Gluten is naturally found in a variety of grains including wheat, rye, spelt, barley, oats, and triticale, which is a cross between wheat and rye.
You will also find gluten in a range of processed foods such as bread, pasta, breakfast cereals, desserts, biscuits, sauces, and microwave meals.
Gluten-Free Foods Are Not Always Healthy
You may already be aware gluten-free foods have gone mainstream with health food stores and supermarkets now offering a wide range of food products.
However these gluten-free alternatives are not always healthy and it’s wise to check the ingredients listed on the label to discover what’s really inside. Here are a few things to keep in mind;
- Gluten-free products made with soy, corn, vegetable oils, monosodium glutamate (MSG), artificial flavors, and preservatives are not healthy. Also, some gluten-free foods are loaded with added sugar to make them more palatable.
- Corn (maize) and soy are commonly used as cheap substitutes for wheat. These two ingredients can also initiate food intolerances.
- Soy should definitely be avoided when you have a thyroid disorder. This includes soy oil which is labelled as ‘vegetable oil’. If you are not sure check to see if the label states the product contains soy.
Your Gluten-Free Shopping List
To help you get started on a gluten-free diet this shopping list offers alternatives to some of the most common grain based products.
- Breads: rice, buckwheat + ‘wheat free’ varieties.
- Breakfast cereals: organic corn flakes, rice bubbles, Amaranth, puffed buckwheat, and gluten-free muesli.
- Flours: 100% buckwheat, Besan (chickpea), chestnut, coconut, and almond.
- Non-gluten grains: amaranth, buckwheat, rice, millet, quinoa, sorghum, and teff.
- Noodles: rice + 100% buckwheat.
- Pasta: vegetable + rice varieties.
- Porridge: Quinoa, rice + Polenta porridge.
- Rice: brown, white, and wild.
- Crackers: brown rice varieties free of gluten ingredients.

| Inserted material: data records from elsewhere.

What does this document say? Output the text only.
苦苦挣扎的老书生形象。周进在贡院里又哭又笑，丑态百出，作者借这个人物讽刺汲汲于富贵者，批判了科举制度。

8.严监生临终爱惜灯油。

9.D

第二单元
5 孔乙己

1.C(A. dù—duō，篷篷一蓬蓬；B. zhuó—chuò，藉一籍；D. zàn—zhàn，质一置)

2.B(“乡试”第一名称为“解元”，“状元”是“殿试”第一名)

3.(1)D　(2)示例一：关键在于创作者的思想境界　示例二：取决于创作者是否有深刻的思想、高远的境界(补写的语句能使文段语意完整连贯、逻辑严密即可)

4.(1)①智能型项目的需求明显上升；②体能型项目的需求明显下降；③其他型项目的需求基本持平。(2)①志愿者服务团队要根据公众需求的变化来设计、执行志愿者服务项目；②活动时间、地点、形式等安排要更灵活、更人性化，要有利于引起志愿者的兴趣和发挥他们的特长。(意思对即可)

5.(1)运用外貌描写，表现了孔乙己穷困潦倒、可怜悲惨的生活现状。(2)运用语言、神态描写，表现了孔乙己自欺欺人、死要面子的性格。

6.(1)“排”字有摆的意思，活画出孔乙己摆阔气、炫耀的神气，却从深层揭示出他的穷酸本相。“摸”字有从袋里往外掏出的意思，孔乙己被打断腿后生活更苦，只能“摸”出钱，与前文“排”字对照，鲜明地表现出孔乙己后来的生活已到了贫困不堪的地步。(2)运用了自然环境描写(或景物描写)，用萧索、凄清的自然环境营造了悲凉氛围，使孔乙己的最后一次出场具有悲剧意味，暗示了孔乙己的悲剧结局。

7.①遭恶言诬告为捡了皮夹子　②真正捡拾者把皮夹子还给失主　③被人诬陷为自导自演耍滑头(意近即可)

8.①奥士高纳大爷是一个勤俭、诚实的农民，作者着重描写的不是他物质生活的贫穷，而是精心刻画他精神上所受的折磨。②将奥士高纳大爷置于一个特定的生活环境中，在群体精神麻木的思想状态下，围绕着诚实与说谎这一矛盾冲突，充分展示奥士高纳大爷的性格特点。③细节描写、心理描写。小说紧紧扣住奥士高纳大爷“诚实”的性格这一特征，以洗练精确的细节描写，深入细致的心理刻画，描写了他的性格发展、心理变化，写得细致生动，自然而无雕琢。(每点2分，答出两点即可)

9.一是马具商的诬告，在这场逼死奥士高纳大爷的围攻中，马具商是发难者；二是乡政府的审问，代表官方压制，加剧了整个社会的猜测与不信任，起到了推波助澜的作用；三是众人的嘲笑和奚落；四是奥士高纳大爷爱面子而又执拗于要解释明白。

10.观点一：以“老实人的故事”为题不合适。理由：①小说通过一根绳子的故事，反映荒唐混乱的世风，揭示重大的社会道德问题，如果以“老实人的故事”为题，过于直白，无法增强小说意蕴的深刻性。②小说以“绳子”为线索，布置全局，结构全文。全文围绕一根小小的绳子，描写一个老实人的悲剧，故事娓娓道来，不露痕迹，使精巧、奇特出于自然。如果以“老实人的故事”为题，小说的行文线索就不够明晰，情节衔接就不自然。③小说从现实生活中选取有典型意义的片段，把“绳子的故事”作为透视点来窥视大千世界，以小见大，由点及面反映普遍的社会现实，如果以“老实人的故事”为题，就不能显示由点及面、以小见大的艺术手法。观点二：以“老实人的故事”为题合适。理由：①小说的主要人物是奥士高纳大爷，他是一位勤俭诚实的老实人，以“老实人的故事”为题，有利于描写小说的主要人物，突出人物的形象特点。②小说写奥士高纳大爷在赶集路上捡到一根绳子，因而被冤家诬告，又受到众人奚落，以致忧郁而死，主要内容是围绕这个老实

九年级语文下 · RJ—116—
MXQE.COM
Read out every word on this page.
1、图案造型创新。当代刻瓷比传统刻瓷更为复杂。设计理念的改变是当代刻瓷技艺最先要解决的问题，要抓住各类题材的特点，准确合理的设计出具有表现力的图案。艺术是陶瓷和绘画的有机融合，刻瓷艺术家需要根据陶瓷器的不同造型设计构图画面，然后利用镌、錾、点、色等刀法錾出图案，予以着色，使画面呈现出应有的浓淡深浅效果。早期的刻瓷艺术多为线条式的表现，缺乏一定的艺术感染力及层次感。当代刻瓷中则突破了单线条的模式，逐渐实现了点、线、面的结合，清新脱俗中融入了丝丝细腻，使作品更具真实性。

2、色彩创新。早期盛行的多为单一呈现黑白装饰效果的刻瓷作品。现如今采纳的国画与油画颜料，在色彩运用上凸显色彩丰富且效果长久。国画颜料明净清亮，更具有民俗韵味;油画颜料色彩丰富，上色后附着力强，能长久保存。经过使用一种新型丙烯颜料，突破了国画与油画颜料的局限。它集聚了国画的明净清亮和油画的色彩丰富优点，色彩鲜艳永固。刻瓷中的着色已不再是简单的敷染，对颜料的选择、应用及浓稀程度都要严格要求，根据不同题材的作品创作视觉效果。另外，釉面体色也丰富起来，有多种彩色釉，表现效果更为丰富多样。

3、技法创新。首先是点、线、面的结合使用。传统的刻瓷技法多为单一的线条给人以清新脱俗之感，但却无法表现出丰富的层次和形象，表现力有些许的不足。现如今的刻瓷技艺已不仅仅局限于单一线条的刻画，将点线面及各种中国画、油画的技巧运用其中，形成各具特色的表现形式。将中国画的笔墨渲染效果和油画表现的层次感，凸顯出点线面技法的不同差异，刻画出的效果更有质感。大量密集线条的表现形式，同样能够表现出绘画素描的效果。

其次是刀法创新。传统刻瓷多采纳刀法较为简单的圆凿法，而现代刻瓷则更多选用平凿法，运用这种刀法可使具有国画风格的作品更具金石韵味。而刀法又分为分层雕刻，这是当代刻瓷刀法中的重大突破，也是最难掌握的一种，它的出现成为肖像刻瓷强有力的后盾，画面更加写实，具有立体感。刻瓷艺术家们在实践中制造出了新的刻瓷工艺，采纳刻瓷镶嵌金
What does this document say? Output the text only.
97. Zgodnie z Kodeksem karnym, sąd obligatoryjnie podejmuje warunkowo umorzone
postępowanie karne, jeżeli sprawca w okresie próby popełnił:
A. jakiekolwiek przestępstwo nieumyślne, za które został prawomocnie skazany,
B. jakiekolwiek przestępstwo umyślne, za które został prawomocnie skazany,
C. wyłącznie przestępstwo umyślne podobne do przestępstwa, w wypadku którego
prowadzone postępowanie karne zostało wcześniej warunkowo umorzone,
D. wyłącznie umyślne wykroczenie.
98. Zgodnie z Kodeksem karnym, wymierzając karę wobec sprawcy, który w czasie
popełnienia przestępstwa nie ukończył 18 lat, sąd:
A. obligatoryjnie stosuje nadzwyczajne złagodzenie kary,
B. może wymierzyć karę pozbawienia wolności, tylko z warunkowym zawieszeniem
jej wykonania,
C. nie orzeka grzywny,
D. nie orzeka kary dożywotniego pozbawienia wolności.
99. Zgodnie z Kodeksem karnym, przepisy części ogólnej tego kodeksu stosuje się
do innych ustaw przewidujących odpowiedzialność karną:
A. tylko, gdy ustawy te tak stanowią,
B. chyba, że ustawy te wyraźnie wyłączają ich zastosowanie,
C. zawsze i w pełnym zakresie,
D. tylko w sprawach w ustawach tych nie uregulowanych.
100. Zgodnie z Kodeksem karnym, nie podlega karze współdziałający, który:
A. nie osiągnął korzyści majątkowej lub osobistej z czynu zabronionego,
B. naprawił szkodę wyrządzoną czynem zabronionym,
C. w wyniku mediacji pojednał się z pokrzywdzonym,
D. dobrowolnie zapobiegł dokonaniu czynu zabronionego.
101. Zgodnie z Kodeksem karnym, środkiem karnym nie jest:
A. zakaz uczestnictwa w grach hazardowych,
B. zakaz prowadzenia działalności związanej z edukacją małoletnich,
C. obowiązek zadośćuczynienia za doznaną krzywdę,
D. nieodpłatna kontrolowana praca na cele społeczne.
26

Here’s three things I would like you to know about going gluten-free;
- Gluten can be hidden so it pays to be a ‘label detective’. These are some grocery items that you may not expect contain gluten. This includes soy sauce, baking powder, flavourings, and hydrolysed vegetable protein.
- Alcohol is a common source of gluten. For example; beer contains gluten as it’s produced by fermenting cereals such as wheat and barley. If you still want to have the occasional beer some breweries are producing gluten-free beers.
- Cross contamination of gluten-free foods can occur during the manufacturing process when these foods come into contact with foods that contain gluten. For example, if the same equipment is used to make a variety of snack foods some gluten-free items get contaminated. Food labels often include a ‘may contain gluten’ statement if this is the case.
Intolerant To Gluten? You Could Also Be Intolerant To Dairy
It’s common for individuals with gluten intolerance to also react to milk and dairy products. If you find you are still experiencing digestive distress after giving up gluten I suggest you eliminate all dairy foods from your diet for at least six weeks.
This may help improve digestive function particularly if you have been experiencing bloating, flatulence and poorly formed stools.
A dairy intolerance can be due to a reaction to casein, or lactose. Casein is the protein naturally found in milk, while lactose is a sugar naturally found in milk. Be aware, some milk products are marketed as being ‘lactose free’ but it’s likely they will still contain casein.